The upcoming flash Q3 GDP data for Germany and the Eurozone will provide more insights into economic growth. Economists predict a contraction of 0.3% in German GDP for Q3 compared to the same period last year, while the Eurozone GDP is expected to expand by 0.8%. Additionally, preliminary HICP data for Germany and Spain will be released, with German inflation projected to grow at a faster rate of 2.1%.
In the daily forex market update, the EUR/USD pair is consolidating near 1.0800 as the US Dollar gains ahead of key US macroeconomic data releases. Market expectations for the Fed’s interest rate path will be influenced by data such as US PCE Price Index, Nonfarm Payrolls, and ISM Manufacturing PMI. Slower job growth could support expectations for Fed rate cuts in December, with markets pricing in a reduction of 25 bps in November and December.
Technical analysis shows that EUR/USD is hovering near 1.0800 but remains bearish below the 200-day EMA around 1.0900. The pair started a downside move after a Double Top formation breakdown near 1.1000 in September. The RSI indicates potential further downside, with support levels at 1.0750 and 1.0700 and resistance levels at 1.0900 and 1.1000.

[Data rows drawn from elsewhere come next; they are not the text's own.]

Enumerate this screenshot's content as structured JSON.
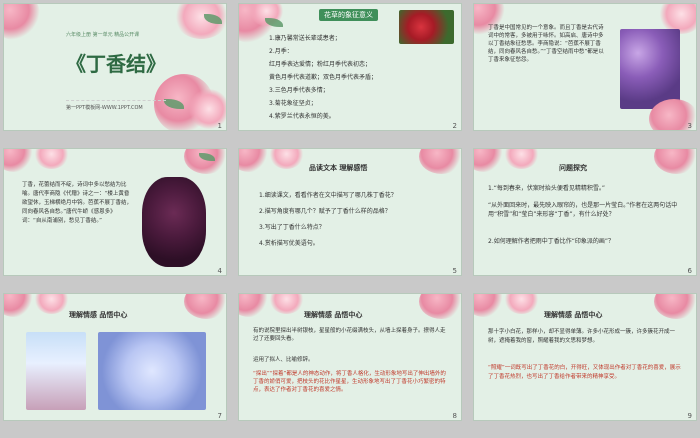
{
  "slides": {
    "s1": {
      "num": "1",
      "subtitle": "六年级上册 第一单元 精品公开课",
      "title": "《丁香结》",
      "footer": "第一PPT模板网-WWW.1PPT.COM"
    },
    "s2": {
      "num": "2",
      "tag": "花草的象征意义",
      "lines": [
        "1.康乃馨常送长辈或患者；",
        "2.月季：",
        "红月季表达爱情；粉红月季代表初恋；",
        "黄色月季代表道歉；双色月季代表矛盾；",
        "3.三色月季代表多情；",
        "3.菊花象征坚贞；",
        "4.紫罗兰代表永恒的美。"
      ]
    },
    "s3": {
      "num": "3",
      "text": "丁香是中国常见的一个意象。而且丁香是古代诗词中的常客，多被用于咏怀。如高启、唐诗中多以丁香结象征愁思。李商隐说：“芭蕉不展丁香结，同向春风各自愁。”“丁香空结雨中愁”都是以丁香来象征愁怨。"
    },
    "s4": {
      "num": "4",
      "text": "丁香，花蕾结而不绽，诗词中多以愁结为比喻。唐代李商隐《代赠》诗之一：“楼上黄昏欲望休，玉梯横绝月中钩。芭蕉不展丁香结，同向春风各自愁。”唐代牛峤《感恩多》词：“自从南浦别，愁见丁香结。”"
    },
    "s5": {
      "num": "5",
      "heading": "品读文本 理解感悟",
      "lines": [
        "1.细读课文，看看作者在文中描写了哪几株丁香花？",
        "2.描写角度有哪几个？赋予了丁香什么样的品格？",
        "3.写出了丁香什么特点？",
        "4.赏析描写优美语句。"
      ]
    },
    "s6": {
      "num": "6",
      "heading": "问题探究",
      "lines": [
        "1.“每到春来，伏案时抬头便看见精精积雪。”",
        "“从外面回来时，最先映入眼帘的，也是那一片莹白。”作者在这两句话中用“积雪”和“莹白”来形容“丁香”，有什么好处？",
        "2.如何理解作者把雨中丁香比作“印象派的画”？"
      ]
    },
    "s7": {
      "num": "7",
      "heading": "理解情感 品悟中心"
    },
    "s8": {
      "num": "8",
      "heading": "理解情感 品悟中心",
      "lines": [
        "有的说院里探出半树银枝，星星般的小花缀满枝头，从墙上探着身子。撩得人走过了还要回头看。",
        "运用了拟人、比喻修辞。",
        "“探出”“探着”都是人的神态动作，将丁香人格化，生动形象地写出了伸出墙外的丁香的娇俏可爱，把枝头的花比作星星，生动形象地写出了丁香花小巧繁密的特点，表达了作者对丁香花的喜爱之情。"
      ]
    },
    "s9": {
      "num": "9",
      "heading": "理解情感 品悟中心",
      "lines": [
        "那十字小白花，那样小，却不显得单薄。许多小花形成一簇，许多簇花开成一树，遮掩着我的窗，照耀着我的文思和梦想。",
        "“照耀”一词既写出了丁香花的白，开得旺，又体现出作者对丁香花的喜爱，展示了丁香花热烈，也写出了丁香给作者带来的精神享受。"
      ]
    }
  }
}
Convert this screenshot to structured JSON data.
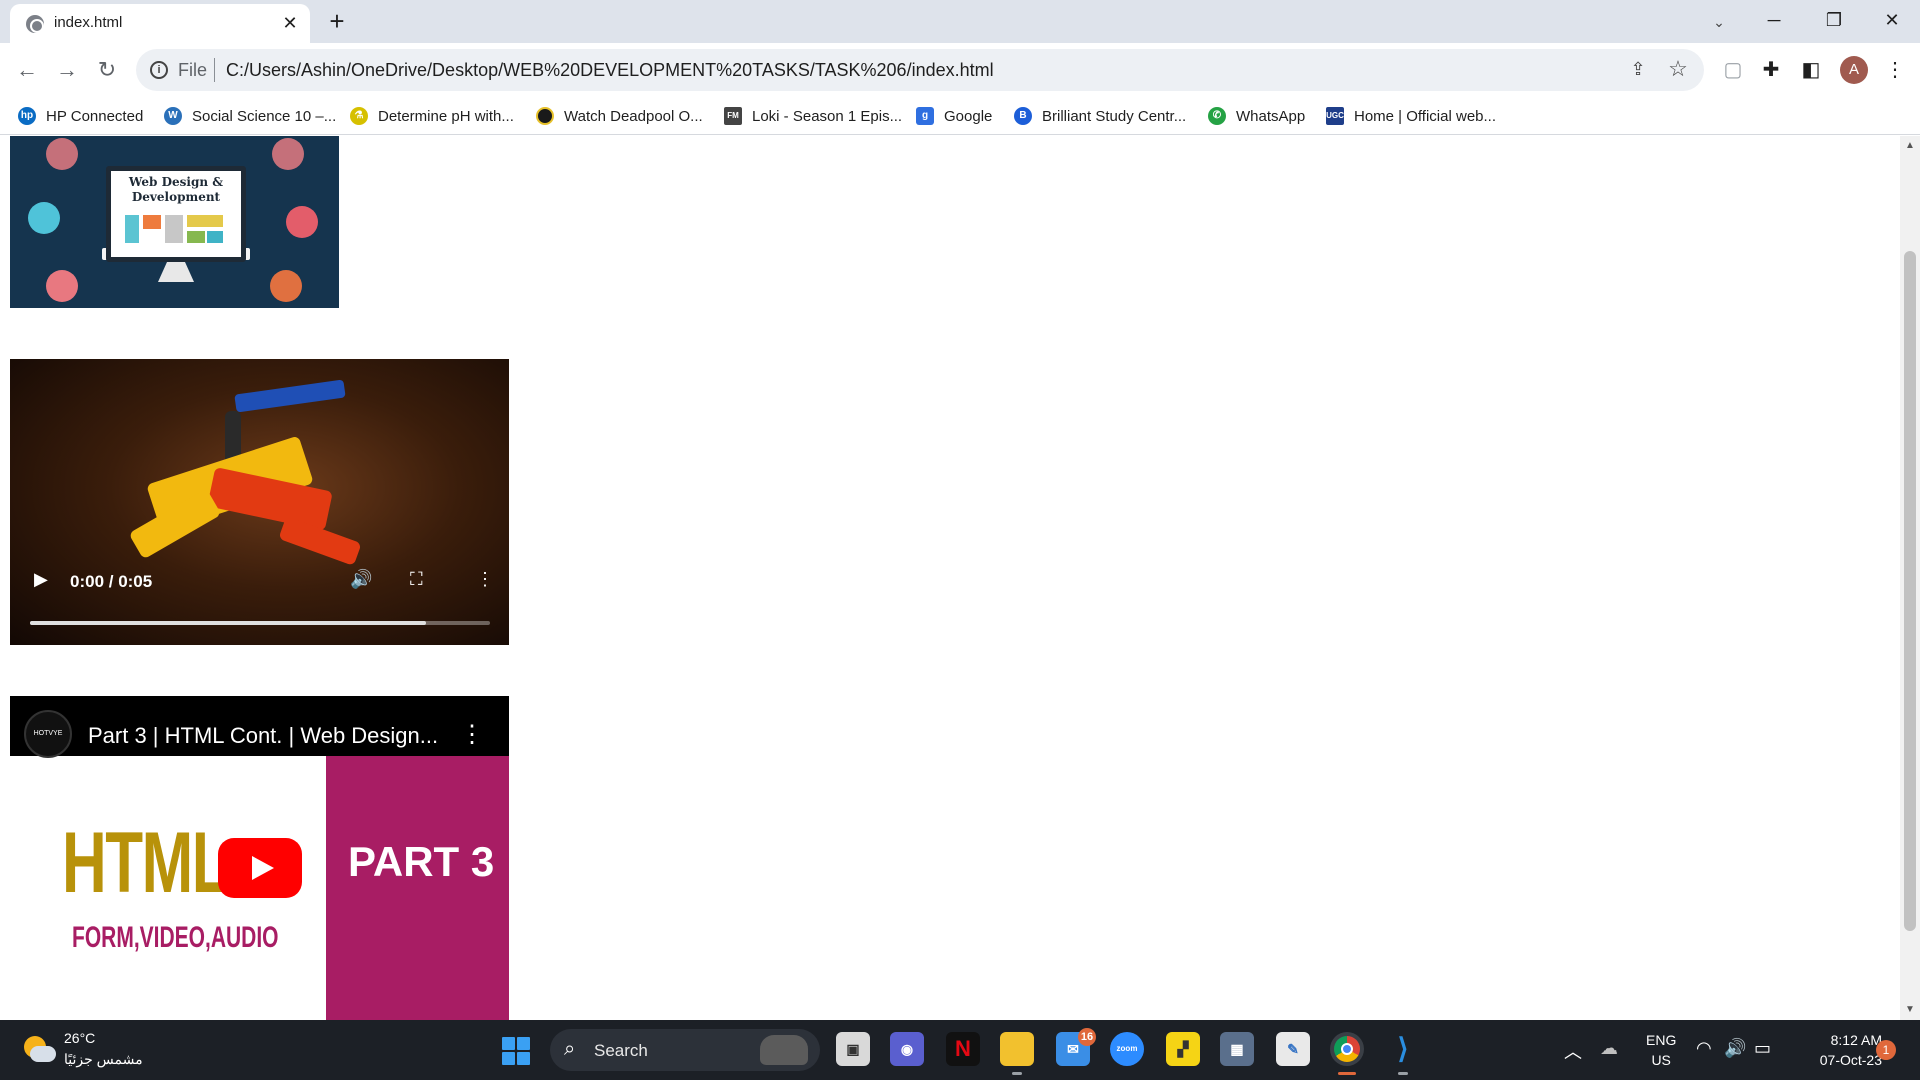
{
  "tab": {
    "title": "index.html",
    "close": "✕",
    "new": "+"
  },
  "window": {
    "minimize": "─",
    "restore": "❐",
    "close": "✕",
    "search": "⌄"
  },
  "nav": {
    "back": "←",
    "forward": "→",
    "reload": "↻"
  },
  "omnibox": {
    "scheme": "File",
    "url": "C:/Users/Ashin/OneDrive/Desktop/WEB%20DEVELOPMENT%20TASKS/TASK%206/index.html"
  },
  "profile": {
    "initial": "A"
  },
  "bookmarks": [
    {
      "label": "HP Connected",
      "icon": "hp-icon",
      "color": "#0a6cc4"
    },
    {
      "label": "Social Science 10 –...",
      "icon": "wordpress-icon",
      "color": "#2a70b9"
    },
    {
      "label": "Determine pH with...",
      "icon": "flask-icon",
      "color": "#d6c000"
    },
    {
      "label": "Watch Deadpool O...",
      "icon": "film-icon",
      "color": "#1a1a1a"
    },
    {
      "label": "Loki - Season 1 Epis...",
      "icon": "fmovies-icon",
      "color": "#444444"
    },
    {
      "label": "Google",
      "icon": "google-icon",
      "color": "#2f6fe0"
    },
    {
      "label": "Brilliant Study Centr...",
      "icon": "bsc-icon",
      "color": "#1c5ed8"
    },
    {
      "label": "WhatsApp",
      "icon": "whatsapp-icon",
      "color": "#25a244"
    },
    {
      "label": "Home | Official web...",
      "icon": "ugc-icon",
      "color": "#1f3e8a"
    }
  ],
  "banner": {
    "line1": "Web Design &",
    "line2": "Development"
  },
  "video": {
    "time": "0:00 / 0:05",
    "progress": 0.86,
    "play": "▶",
    "volume": "🔊",
    "fullscreen": "⛶",
    "more": "⋮"
  },
  "youtube": {
    "title": "Part 3 | HTML Cont. | Web Design...",
    "channel": "HOTVYE",
    "thumb_big": "HTML",
    "thumb_sub": "FORM,VIDEO,AUDIO",
    "thumb_part": "PART 3",
    "more": "⋮"
  },
  "taskbar": {
    "temperature": "26°C",
    "condition": "مشمس جزئيًا",
    "search": "Search",
    "mail_badge": "16",
    "lang1": "ENG",
    "lang2": "US",
    "time": "8:12 AM",
    "date": "07-Oct-23",
    "notifications": "1"
  }
}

The release of key economic indicators like Gross Domestic Product (YoY) by the Statistisches Bundesamt Deutschland will have an impact on the EUR. A higher-than-expected GDP reading is positive for the EUR, while a falling trend is seen as negative. Investors will be closely watching these data points to gauge the health of the Eurozone economy and potential monetary policy actions by the ECB in the coming months.